Politique

La France va-t-elle (enfin) changer sa législation sur les trafics d’armes ?

L’Assemblée nationale française a voté en première lecture jeudi un projet de loi sur les violations d’embargo sur les armes, visant à poursuivre plus efficacement les trafiquants. Un serpent de mer vieux de dix ans. Et qui n’a pas encore fini sa route.

Mis à jour le 28 janvier 2016 à 14:03

Des armes, à Peshawar, au Pakistan, en janvier 2016. (Illustration) © Mohammad Sajjad/AP/SIPA

Le 28 janvier, l’Assemblée nationale a voté en première lecture le projet de loi relatif à la violation des embargos sur les armes. Un petit moment d’histoire parlementaire tant le chemin a été long pour la proposition, visant à compléter le code pénal français en la matière en y ajoutant notamment un article 437-1 intitulé « De la violation des embargos et autres mesures restrictives ».

Quel est l’objectif du texte ?

Évoqué pour la première fois en 2001, soumis au Conseil d’État en 2005, déposé sur le bureau du Sénat en 2006 puis adopté à l’unanimité par les sénateurs en 2007, ce texte aura en effet attendu près de dix ans avant d’être ensuite mis à l’ordre du jour des députés. L’enjeu n’est pourtant pas des moindres.
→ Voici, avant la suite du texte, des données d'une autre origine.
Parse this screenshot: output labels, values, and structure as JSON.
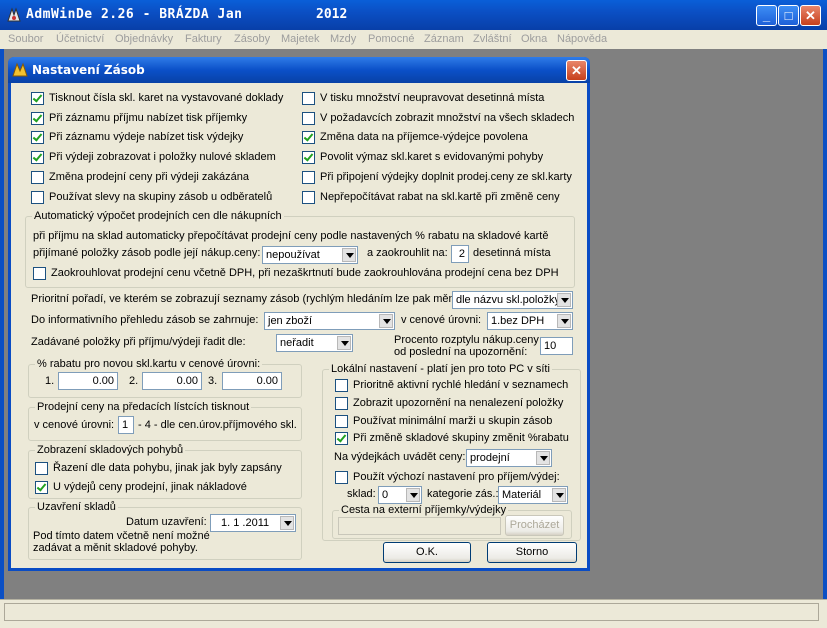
{
  "app": {
    "title": "AdmWinDe 2.26 - BRÁZDA Jan",
    "year": "2012",
    "btn_minimize": "_",
    "btn_maximize": "□",
    "btn_close": "✕"
  },
  "menu": [
    "Soubor",
    "Účetnictví",
    "Objednávky",
    "Faktury",
    "Zásoby",
    "Majetek",
    "Mzdy",
    "Pomocné",
    "Záznam",
    "Zvláštní",
    "Okna",
    "Nápověda"
  ],
  "dialog": {
    "title": "Nastavení Zásob",
    "close_label": "✕",
    "left_checks": [
      {
        "label": "Tisknout čísla skl. karet na vystavované doklady",
        "checked": true
      },
      {
        "label": "Při záznamu příjmu nabízet tisk příjemky",
        "checked": true
      },
      {
        "label": "Při záznamu výdeje nabízet tisk výdejky",
        "checked": true
      },
      {
        "label": "Při výdeji zobrazovat i položky nulové skladem",
        "checked": true
      },
      {
        "label": "Změna prodejní ceny při výdeji zakázána",
        "checked": false
      },
      {
        "label": "Používat slevy na skupiny zásob u odběratelů",
        "checked": false
      }
    ],
    "right_checks": [
      {
        "label": "V tisku množství neupravovat desetinná místa",
        "checked": false
      },
      {
        "label": "V požadavcích zobrazit množství na všech skladech",
        "checked": false
      },
      {
        "label": "Změna data na příjemce-výdejce povolena",
        "checked": true
      },
      {
        "label": "Povolit výmaz skl.karet s evidovanými pohyby",
        "checked": true
      },
      {
        "label": "Při připojení výdejky doplnit prodej.ceny ze skl.karty",
        "checked": false
      },
      {
        "label": "Nepřepočítávat rabat na skl.kartě při změně ceny",
        "checked": false
      }
    ],
    "auto": {
      "caption": "Automatický výpočet prodejních cen dle nákupních",
      "line1": "při příjmu na sklad automaticky přepočítávat prodejní ceny podle nastavených % rabatu na skladové kartě",
      "line2": "přijímané položky zásob podle její nákup.ceny:",
      "combo": "nepoužívat",
      "round_label": "a zaokrouhlit na:",
      "round_value": "2",
      "decimals_label": "desetinná místa",
      "vat_check": {
        "label": "Zaokrouhlovat prodejní cenu včetně DPH, při nezaškrtnutí bude zaokrouhlována prodejní cena bez DPH",
        "checked": false
      }
    },
    "priority": {
      "label": "Prioritní pořadí, ve kterém se zobrazují seznamy zásob (rychlým hledáním lze pak měnit):",
      "combo": "dle názvu skl.položky"
    },
    "overview": {
      "label": "Do informativního přehledu zásob se zahrnuje:",
      "combo": "jen zboží",
      "price_level_label": "v cenové úrovni:",
      "price_level": "1.bez DPH"
    },
    "sort": {
      "label": "Zadávané položky při příjmu/výdeji řadit dle:",
      "combo": "neřadit"
    },
    "spread": {
      "label1": "Procento rozptylu nákup.ceny",
      "label2": "od poslední na upozornění:",
      "value": "10"
    },
    "rabat": {
      "caption": "% rabatu pro novou skl.kartu v cenové úrovni:",
      "labels": [
        "1.",
        "2.",
        "3."
      ],
      "values": [
        "0.00",
        "0.00",
        "0.00"
      ]
    },
    "tickets": {
      "caption": "Prodejní ceny na předacích lístcích tisknout",
      "label_before": "v cenové úrovni:",
      "value": "1",
      "label_after": "- 4 - dle cen.úrov.příjmového skl."
    },
    "movements": {
      "caption": "Zobrazení skladových pohybů",
      "checks": [
        {
          "label": "Řazení dle data pohybu, jinak jak byly zapsány",
          "checked": false
        },
        {
          "label": "U výdejů ceny prodejní, jinak nákladové",
          "checked": true
        }
      ]
    },
    "closing": {
      "caption": "Uzavření skladů",
      "date_label": "Datum uzavření:",
      "date_value": "1. 1 .2011",
      "note1": "Pod tímto datem včetně není možné",
      "note2": "zadávat a měnit skladové pohyby."
    },
    "local": {
      "caption": "Lokální nastavení - platí jen pro toto PC v síti",
      "checks": [
        {
          "label": "Prioritně aktivní rychlé hledání v seznamech",
          "checked": false
        },
        {
          "label": "Zobrazit upozornění na nenalezení položky",
          "checked": false
        },
        {
          "label": "Používat minimální marži u skupin zásob",
          "checked": false
        },
        {
          "label": "Při změně skladové skupiny změnit %rabatu",
          "checked": true
        }
      ],
      "issue_price_label": "Na výdejkách uvádět ceny:",
      "issue_price": "prodejní",
      "default_check": {
        "label": "Použít výchozí nastavení pro příjem/výdej:",
        "checked": false
      },
      "store_label": "sklad:",
      "store_value": "0",
      "category_label": "kategorie zás.:",
      "category_value": "Materiál",
      "path_caption": "Cesta na externí příjemky/výdejky",
      "path_value": "",
      "browse_label": "Procházet"
    },
    "ok_label": "O.K.",
    "cancel_label": "Storno"
  }
}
« Ce texte, indispensable, vient combler une importante lacune de la législation française : aujourd’hui, le non-respect par des Français d’embargos décidés au niveau de l’ONU ou de l’Union européenne, n’est pas puni par la loi », explique ainsi l’association Survie, qui a contribué, avec Amnesty International et l’Observatoire des armements au cheminement du projet jusqu’à l’Assemblée.

Amnesty International détaille trois objectifs : « Définir ce qu’est un embargo sur les armes et toutes les interdictions que cela peut recouvrir, sanctionner pénalement l’ensemble des violations d’embargo sur les armes, couvrir l’ensemble des activités pouvant concourir à une violation d’embargo sur les armes (courtage, transport, financement) ».

Pourquoi certains le jugent insuffisant ?

Si le moment est historique, le projet de loi était pourtant critiqué. « Le texte présente de graves lacunes », expliquait Survie, avant le vote. « La version actuelle du texte risque d’avoir une portée limitée vis-à-vis des activités de Français opérant à l’étranger », déplorait ainsi l’association.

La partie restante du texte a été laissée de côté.